CANBERRA, AUSTRALIA (AP) – British and Australian navy ships arrived in Tonga and attempted to deliver aid without making contact with anybody ashore to avoid spreading the coronavirus in a nation which has never had an outbreak.
The danger of spreading the disease was underscored when nearly two dozen sailors aboard the Australian ship HMAS Adelaide were reported infected on Tuesday, raising fears they could bring the coronavirus to the small Pacific archipelago devastated by an undersea volcanic eruption and a tsunami on January 15.
Since the pandemic began, Tonga has reported just a single case of COVID-19. It’s one of the few countries in the world currently completely virus free. About 61 per cent of Tongans are fully vaccinated, according to Our World in Data.
Meanwhile, the United States (US) announced it would provide an additional USD2.5 million in humanitarian assistance to Tonga through the US Agency for International Development.

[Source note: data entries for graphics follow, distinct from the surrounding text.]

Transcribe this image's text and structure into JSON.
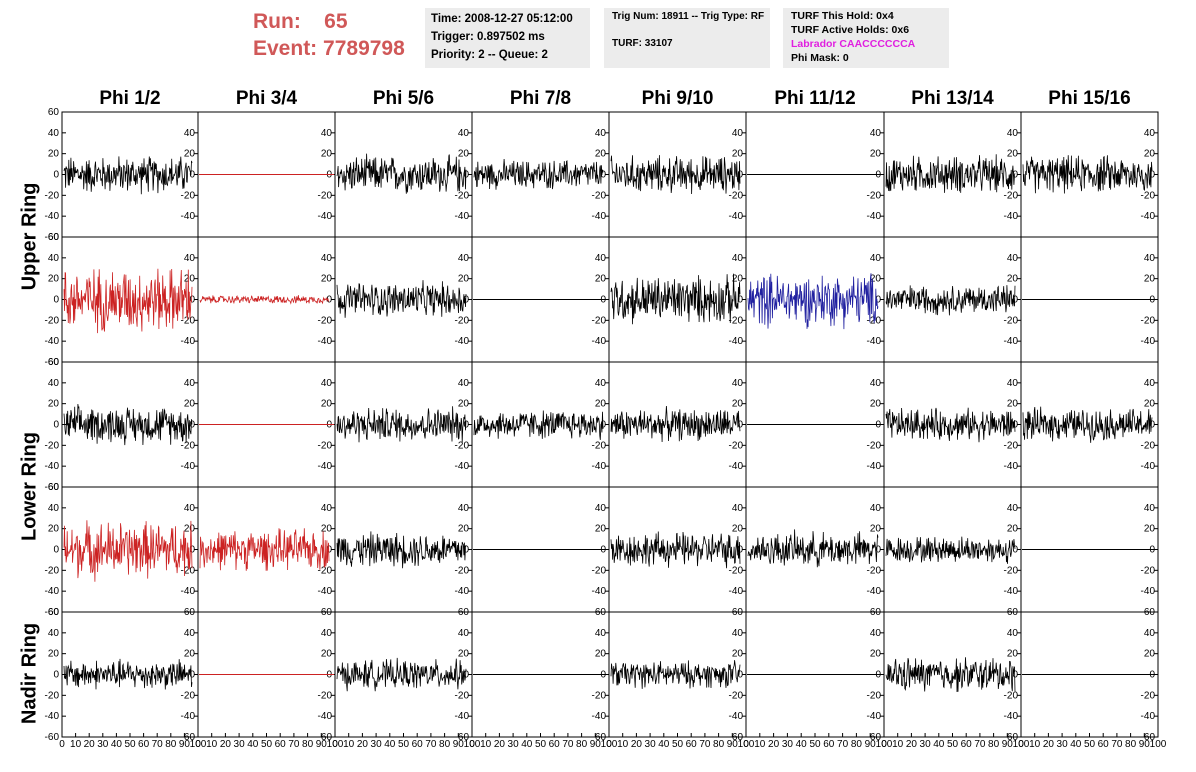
{
  "header": {
    "run_label": "Run:",
    "run_value": "65",
    "event_label": "Event:",
    "event_value": "7789798"
  },
  "info_box_1": {
    "time": "Time: 2008-12-27 05:12:00",
    "trigger": "Trigger: 0.897502 ms",
    "priority": "Priority: 2 -- Queue: 2"
  },
  "info_box_2": {
    "trig": "Trig Num: 18911 -- Trig Type: RF",
    "turf": "TURF: 33107"
  },
  "info_box_3": {
    "this_hold": "TURF This Hold: 0x4",
    "active_holds": "TURF Active Holds: 0x6",
    "labrador": "Labrador CAACCCCCCA",
    "phi_mask": "Phi Mask: 0"
  },
  "columns": [
    "Phi 1/2",
    "Phi 3/4",
    "Phi 5/6",
    "Phi 7/8",
    "Phi 9/10",
    "Phi 11/12",
    "Phi 13/14",
    "Phi 15/16"
  ],
  "rows": [
    "Upper Ring",
    "Lower Ring",
    "Nadir Ring"
  ],
  "chart_data": {
    "type": "line",
    "y_ticks": [
      "60",
      "40",
      "20",
      "0",
      "-20",
      "-40",
      "-60"
    ],
    "x_ticks": [
      "0",
      "10",
      "20",
      "30",
      "40",
      "50",
      "60",
      "70",
      "80",
      "90",
      "100"
    ],
    "ylim": [
      -60,
      60
    ],
    "xlim": [
      0,
      100
    ],
    "panel_colors": [
      [
        "black",
        "red",
        "black",
        "black",
        "black",
        "black",
        "black",
        "black"
      ],
      [
        "red",
        "red",
        "black",
        "black",
        "black",
        "blue",
        "black",
        "black"
      ],
      [
        "black",
        "red",
        "black",
        "black",
        "black",
        "black",
        "black",
        "black"
      ],
      [
        "red",
        "red",
        "black",
        "black",
        "black",
        "black",
        "black",
        "black"
      ],
      [
        "black",
        "red",
        "black",
        "black",
        "black",
        "black",
        "black",
        "black"
      ]
    ],
    "panel_amplitude": [
      [
        14,
        0,
        14,
        11,
        14,
        0,
        14,
        14
      ],
      [
        24,
        3,
        13,
        0,
        18,
        20,
        11,
        0
      ],
      [
        14,
        0,
        13,
        11,
        12,
        0,
        12,
        12
      ],
      [
        21,
        15,
        13,
        0,
        13,
        13,
        10,
        0
      ],
      [
        11,
        0,
        11,
        0,
        10,
        0,
        13,
        0
      ]
    ],
    "colors": {
      "black": "#000000",
      "red": "#cc2222",
      "blue": "#2020a0"
    }
  }
}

The aid was in addition to an initial pledge of USD100,000.
Britain said its ship the HMS Spey arrived with 30,000 litres of bottled water, medical supplies for more than 300 first aid kits, and basic sanitation products. It said none of its sailors disembarked the ship, and instead moved the supplies ashore by crane.

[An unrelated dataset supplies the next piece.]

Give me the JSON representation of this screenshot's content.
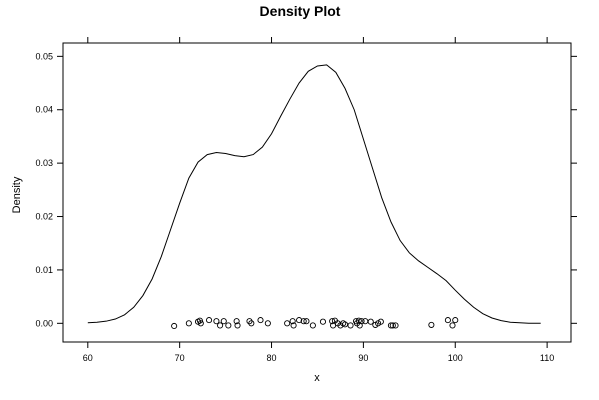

“The United Kingdom (UK) is a long-standing partner of the Pacific islands, and having the ship deployed in the Indo-Pacific meant that we could be there for Tonga in their hour of need, as the island begins to rebuild their homes and communities,” said the Minister for the Armed Forces James Heappey in a statement.
The Australian government said its ship had completed the 3,300-kilometre voyage from Brisbane and would deliver supplies without contact with the local population to avoid infections.
“We appreciate the decision of the government of Tonga to enable HMAS Adelaide to dock and offload the humanitarian and medical supplies, and the high priority it has placed on COVID safety throughout the recovery process,” the statement said.